While these page tables are themselves stored in memory, the processor caches a subset of the page table entries in a cache on the processor itself, called the TLB. A look through the output of
cpuid(1) on my laptop reveals that its lowest-level TLB contains 64 entries for 4KB data pages. 64*4KB is only a quarter-megabyte, much smaller than the working memory of most useful applications in 2017. This size mismatch means that applications accessing large amounts of memory may regularly “miss” the TLB, requiring expensive fetches from main memory just to locate their data in memory
Primarily in an effort to improve TLB efficiency, therefore, x86 (and other) processors have long supported creating “huge pages”, in which a single page-table entry maps a larger segment of address space to physical memory. Depending on how the OS configures it, most recent chips can map 2MB, 4MB, or even 1GB pages. Using large pages means more data fits into the TLB, which means better performance for certain workloads.

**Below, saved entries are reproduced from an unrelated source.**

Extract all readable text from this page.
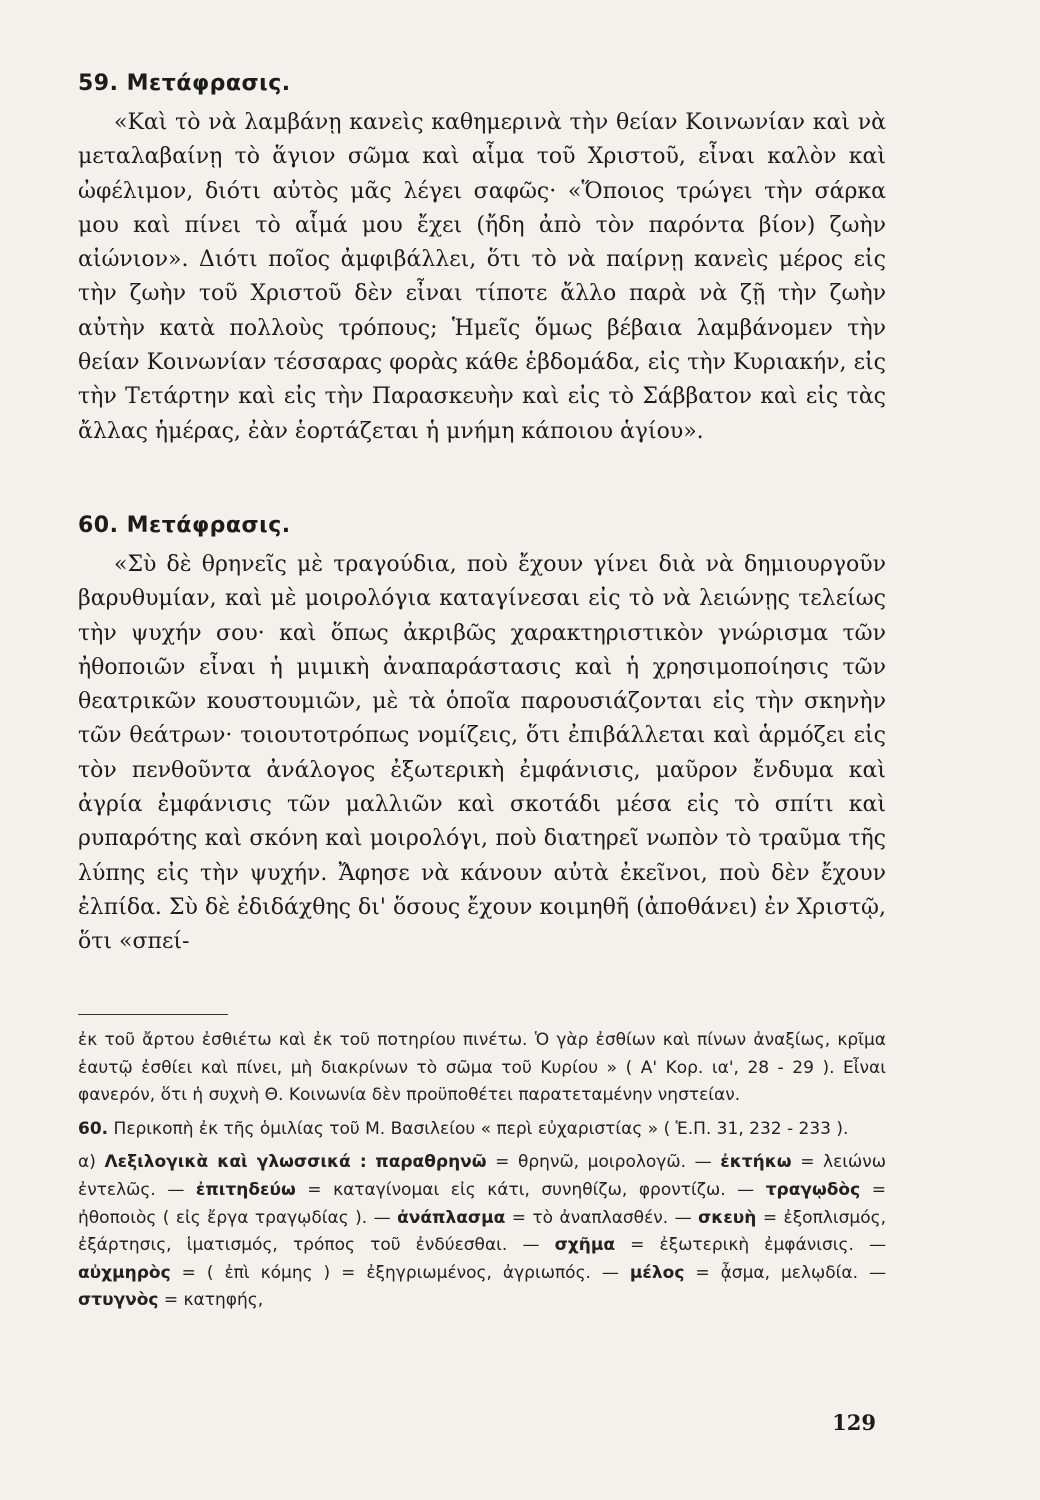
59. Μετάφρασις.

«Καὶ τὸ νὰ λαμβάνῃ κανεὶς καθημερινὰ τὴν θείαν Κοινωνίαν καὶ νὰ μεταλαβαίνῃ τὸ ἅγιον σῶμα καὶ αἷμα τοῦ Χριστοῦ, εἶναι καλὸν καὶ ὠφέλιμον, διότι αὐτὸς μᾶς λέγει σαφῶς· «Ὅποιος τρώγει τὴν σάρκα μου καὶ πίνει τὸ αἷμά μου ἔχει (ἤδη ἀπὸ τὸν παρόντα βίον) ζωὴν αἰώνιον». Διότι ποῖος ἀμφιβάλλει, ὅτι τὸ νὰ παίρνῃ κανεὶς μέρος εἰς τὴν ζωὴν τοῦ Χριστοῦ δὲν εἶναι τίποτε ἄλλο παρὰ νὰ ζῇ τὴν ζωὴν αὐτὴν κατὰ πολλοὺς τρόπους; Ἡμεῖς ὅμως βέβαια λαμβάνομεν τὴν θείαν Κοινωνίαν τέσσαρας φορὰς κάθε ἑβδομάδα, εἰς τὴν Κυριακήν, εἰς τὴν Τετάρτην καὶ εἰς τὴν Παρασκευὴν καὶ εἰς τὸ Σάββατον καὶ εἰς τὰς ἄλλας ἡμέρας, ἐὰν ἑορτάζεται ἡ μνήμη κάποιου ἁγίου».

60. Μετάφρασις.

«Σὺ δὲ θρηνεῖς μὲ τραγούδια, ποὺ ἔχουν γίνει διὰ νὰ δημιουργοῦν βαρυθυμίαν, καὶ μὲ μοιρολόγια καταγίνεσαι εἰς τὸ νὰ λειώνῃς τελείως τὴν ψυχήν σου· καὶ ὅπως ἀκριβῶς χαρακτηριστικὸν γνώρισμα τῶν ἠθοποιῶν εἶναι ἡ μιμικὴ ἀναπαράστασις καὶ ἡ χρησιμοποίησις τῶν θεατρικῶν κουστουμιῶν, μὲ τὰ ὁποῖα παρουσιάζονται εἰς τὴν σκηνὴν τῶν θεάτρων· τοιουτοτρόπως νομίζεις, ὅτι ἐπιβάλλεται καὶ ἁρμόζει εἰς τὸν πενθοῦντα ἀνάλογος ἐξωτερικὴ ἐμφάνισις, μαῦρον ἔνδυμα καὶ ἀγρία ἐμφάνισις τῶν μαλλιῶν καὶ σκοτάδι μέσα εἰς τὸ σπίτι καὶ ρυπαρότης καὶ σκόνη καὶ μοιρολόγι, ποὺ διατηρεῖ νωπὸν τὸ τραῦμα τῆς λύπης εἰς τὴν ψυχήν. Ἄφησε νὰ κάνουν αὐτὰ ἐκεῖνοι, ποὺ δὲν ἔχουν ἐλπίδα. Σὺ δὲ ἐδιδάχθης δι' ὅσους ἔχουν κοιμηθῆ (ἀποθάνει) ἐν Χριστῷ, ὅτι «σπεί-

ἐκ τοῦ ἄρτου ἐσθιέτω καὶ ἐκ τοῦ ποτηρίου πινέτω. Ὁ γὰρ ἐσθίων καὶ πίνων ἀναξίως, κρῖμα ἑαυτῷ ἐσθίει καὶ πίνει, μὴ διακρίνων τὸ σῶμα τοῦ Κυρίου » ( Α' Κορ. ια', 28 - 29 ). Εἶναι φανερόν, ὅτι ἡ συχνὴ Θ. Κοινωνία δὲν προϋποθέτει παρατεταμένην νηστείαν.

60. Περικοπὴ ἐκ τῆς ὁμιλίας τοῦ Μ. Βασιλείου « περὶ εὐχαριστίας » ( Ἑ.Π. 31, 232 - 233 ).

α) Λεξιλογικὰ καὶ γλωσσικά : παραθρηνῶ = θρηνῶ, μοιρολογῶ. — ἐκτήκω = λειώνω ἐντελῶς. — ἐπιτηδεύω = καταγίνομαι εἰς κάτι, συνηθίζω, φροντίζω. — τραγῳδὸς = ἠθοποιὸς ( εἰς ἔργα τραγῳδίας ). — ἀνάπλασμα = τὸ ἀναπλασθέν. — σκευὴ = ἐξοπλισμός, ἐξάρτησις, ἱματισμός, τρόπος τοῦ ἐνδύεσθαι. — σχῆμα = ἐξωτερικὴ ἐμφάνισις. — αὐχμηρὸς = ( ἐπὶ κόμης ) = ἐξηγριωμένος, ἀγριωπός. — μέλος = ᾆσμα, μελῳδία. — στυγνὸς = κατηφής,

129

What are transparent hugepages?
The existence of multiple flavors of page table management means that the operating system needs to determine how to map address space to physical memory. Because application memory management interfaces (like
mmap(2)) have historically been based on the smallest 4KB pages, the kernel must always support mapping data in 4KB increments. The simplest and most flexible (in terms of supported memory layouts) solution, therefore, is to just always use 4KB pages, and not benefit from hugepages for application memory mappings. And for a long time this has been the strategy adopted by the general-purpose memory management code in the kernel.
For applications (such as certain databases or scientific computing programs) that are known to require large amounts of memory and be performance-sensitive, the kernel introduced the hugetlbfs feature, which allows administrators to explicitly configure certain applications to use hugepages.
Transparent Hugepages (“THP” for short), as the name suggests, intended to bring hugepage support automatically to applications, without requiring custom configuration. Transparent hugepage support works by scanning memory mappings in the background (via the “
khugepaged” kernel thread), attempting to find or create (by moving memory around) contiguous 2MB ranges of 4KB mappings, that can be replaced with a single hugepage.
What goes wrong?
When transparent hugepage support works well, it can garner up to about a 10% performance improvement on certain benchmarks. However, it also comes with at least two serious failure modes:
THP attempts to create 2MB mappings. However, it’s overly greedy in doing so, and too unwilling to break them back up if necessary. If an application maps a large range but only touches the first few bytes, it would traditionally consume only a single 4KB page of physical memory. With THP enabled,
khugepaged can come and extend that 4KB page into a 2MB page, effectively bloating memory usage by 512x (An example reproducer on this bug report actually demonstrates the 512x worst case!).
Pauses and CPU usage
In steady-state usage by applications with fairly static memory allocation, the work done by
khugepaged is minimal. However, on certain workloads that involve aggressive memory remapping or short-lived processes,
khugepaged can end up doing huge amounts of work to merge and/or split memory regions, which ends up being entirely short-lived and useless. This manifests as excessive CPU usage, and can also manifest as long pauses, as the kernel is forced to break up a 2MB page back into 4KB pages before performing what would otherwise have been a fast operation on a single page.
Several applications have seen 30% performance degradations or worse with THP enabled, for these reasons.
Where is it advisable to disable them?
It is advisable to disable transparent hugepages in database engines. For example on Oracle they recommend setting hugepages instead of MongoDB leaving completely disabled.